JACQUES JOND, PRÉSIDENT DE LA FAGIHT, LANCE UN CRI D'ALARME

L'HÔTELLERIE SAISONNIÈRE SE MEURT EN FRANCE

Dans le cadre du rapport général sur le devenir de l'hôtellerie indépendante française, la Fagiht a réalisé une analyse spécifique quant à l'avenir des entreprises saisonnières (moins de 9 mois d'activité par an). Ce type d'hôtellerie subit à l'évidence de manière aggravée toutes les vicissitudes rencontrées par l'hôtellerie indépendante. Pire, elle disparaît à vitesse grand V. Pour comprendre, découvrez dans son intégralité le rapport rédigé par Jacques Jond.

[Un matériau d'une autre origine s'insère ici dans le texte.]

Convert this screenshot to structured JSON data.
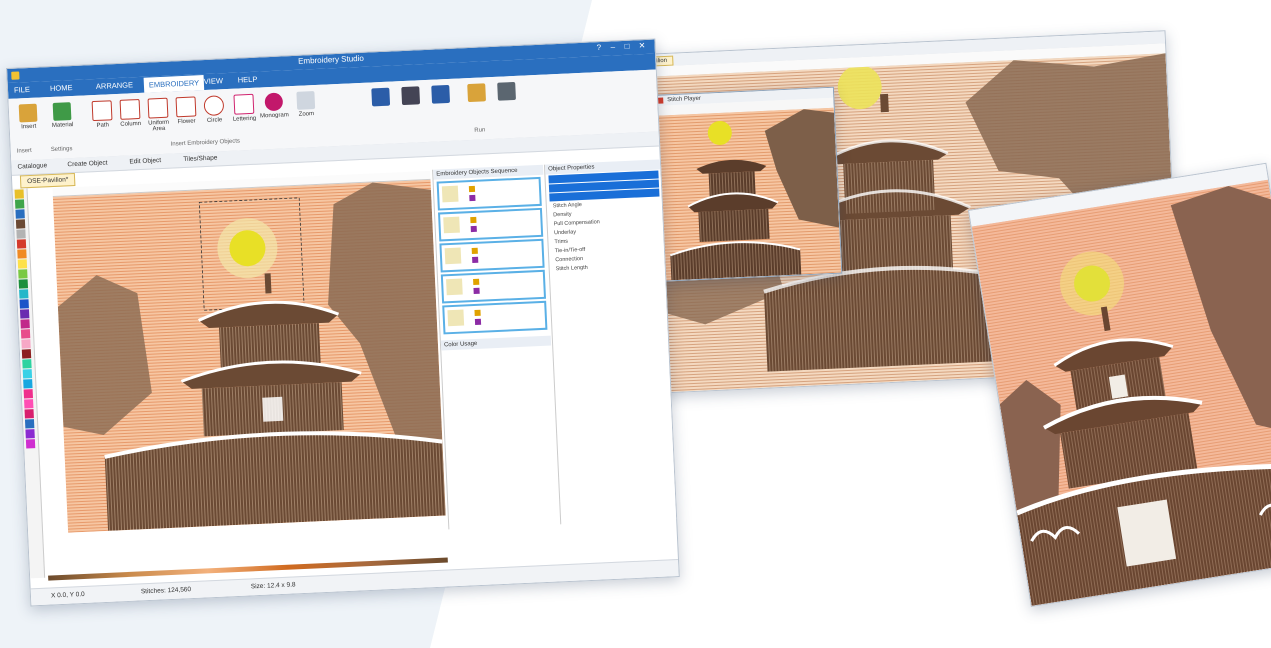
{
  "main_window": {
    "title": "Embroidery Studio",
    "window_controls": [
      "?",
      "–",
      "□",
      "✕"
    ],
    "ribbon_tabs": [
      "FILE",
      "HOME",
      "ARRANGE",
      "EMBROIDERY",
      "VIEW",
      "HELP"
    ],
    "active_tab": "EMBROIDERY",
    "ribbon_buttons": [
      "Insert",
      "Material",
      "Path",
      "Column",
      "Uniform Area",
      "Flower",
      "Circle",
      "Lettering",
      "Monogram",
      "Zoom"
    ],
    "ribbon_groups": [
      "Insert",
      "Settings",
      "Insert Embroidery Objects",
      "Run"
    ],
    "toolbar_items": [
      "Catalogue",
      "Create Object",
      "Edit Object",
      "Tiles/Shape"
    ],
    "document_tab": "OSE-Pavilion*",
    "panels": {
      "sequence_header": "Embroidery Objects Sequence",
      "colors_header": "Color Usage",
      "props_header": "Object Properties",
      "props_rows": [
        "Stitch Angle",
        "Density",
        "Pull Compensation",
        "Underlay",
        "Trims",
        "Tie-in/Tie-off",
        "Connection",
        "Stitch Length"
      ]
    },
    "status_left": "X 0.0, Y 0.0",
    "status_mid": "Stitches: 124,560",
    "status_right": "Size: 12.4 x 9.8"
  },
  "top_right_window": {
    "doc_tab": "OSE-Pavilion"
  },
  "small_window": {
    "title": "Stitch Player"
  },
  "colors": {
    "ribbon_blue": "#2a6fbf",
    "sky_peach": "#f6c6a2",
    "sun_yellow": "#e8e026",
    "building_brown": "#6b4a34",
    "tree_brown": "#8a6a52"
  }
}
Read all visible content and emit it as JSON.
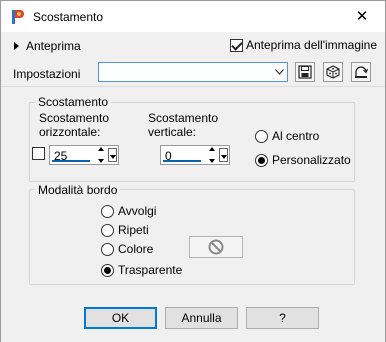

Pour ne pas se perdre dans des moyennes nationales qui occultent presque toujours les situations particulières, nous choisirons les références statistiques élaborées tout spécialement dans les Alpes du Nord, où l'évolution négative massive est inquiétante, non seulement au niveau professionnel hôtelier, mais aussi au plan de l'économie régionale et de l'aménagement du territoire.

Pourquoi ?
Les études de localisation et de taux de pénétration de l'hôtellerie saisonnière en France, menées par l'ONT, ont montré que le territoire le plus concerné par la saisonnalité est celui des Alpes (du Nord au Sud), en nombre d'hôtels de tourisme. Ce territoire connaît 2 saisons : hiver et été, tout spécialement dans les Alpes du Nord où l'on trouve, outre la plus forte concentration de stations de sports d'hiver en France (plus de la moitié), une forte présence de stations thermales dont plusieurs parmi les plus importantes de France, telles Aix-les-Bains, Évian, Brides-les-Bains… et également la plus forte concentration française d'hôtellerie de bords de lac (lac Léman, lac d'Annecy et lacs du Bourget et d'Aiguebelette).
Ce territoire est en outre couvert par quelque 150 stations dont la vocation est saisonnière. Leur hôtellerie ne peut d'ailleurs être que saisonnière. Pour des raisons climatiques incontournables, les incantations en faveur d'une ouverture sur 4 saisons sont une utopie pour tenter d'échapper aux réalités : les conséquences néfastes d'un tel irréalisme sont là.
Ces atouts touristiques de premier plan, la double saisonnalité pour au moins une moitié du parc hôtelier, auraient dû théoriquement permettre une meilleure résistance qu'ailleurs. Il
n'en est rien car, en fait, les mois de fréquentation 'rentables' sont au mieux de 4 par an, sauf exception.

Les pertes et les causes
L'ajout de mois supplémentaires d'ouverture, et donc de périodes de sous-fréquentation inéluctables, ne ferait qu'accélérer la disparition de cette hôtellerie ouverte en moyenne de 6 à 7 mois par an. Les charges financières liées à l'investissement (durée et taux des emprunts), les impôts locaux et les charges sociales, sont encore plus insupportables pour l'hôtellerie saisonnière que pour l'hôtellerie à l'année, en particulier par rapport à celle qui est implantée dans les centres urbains importants.
Notons que sur 3 961 hôtels saisonniers encore dénombrés à ce jour, seuls 28 sont des hôtels de chaînes intégrées : les financiers choisissent la rentabilité en se concentrant sur les centres urbains et les échangeurs autoroutiers. On les comprend…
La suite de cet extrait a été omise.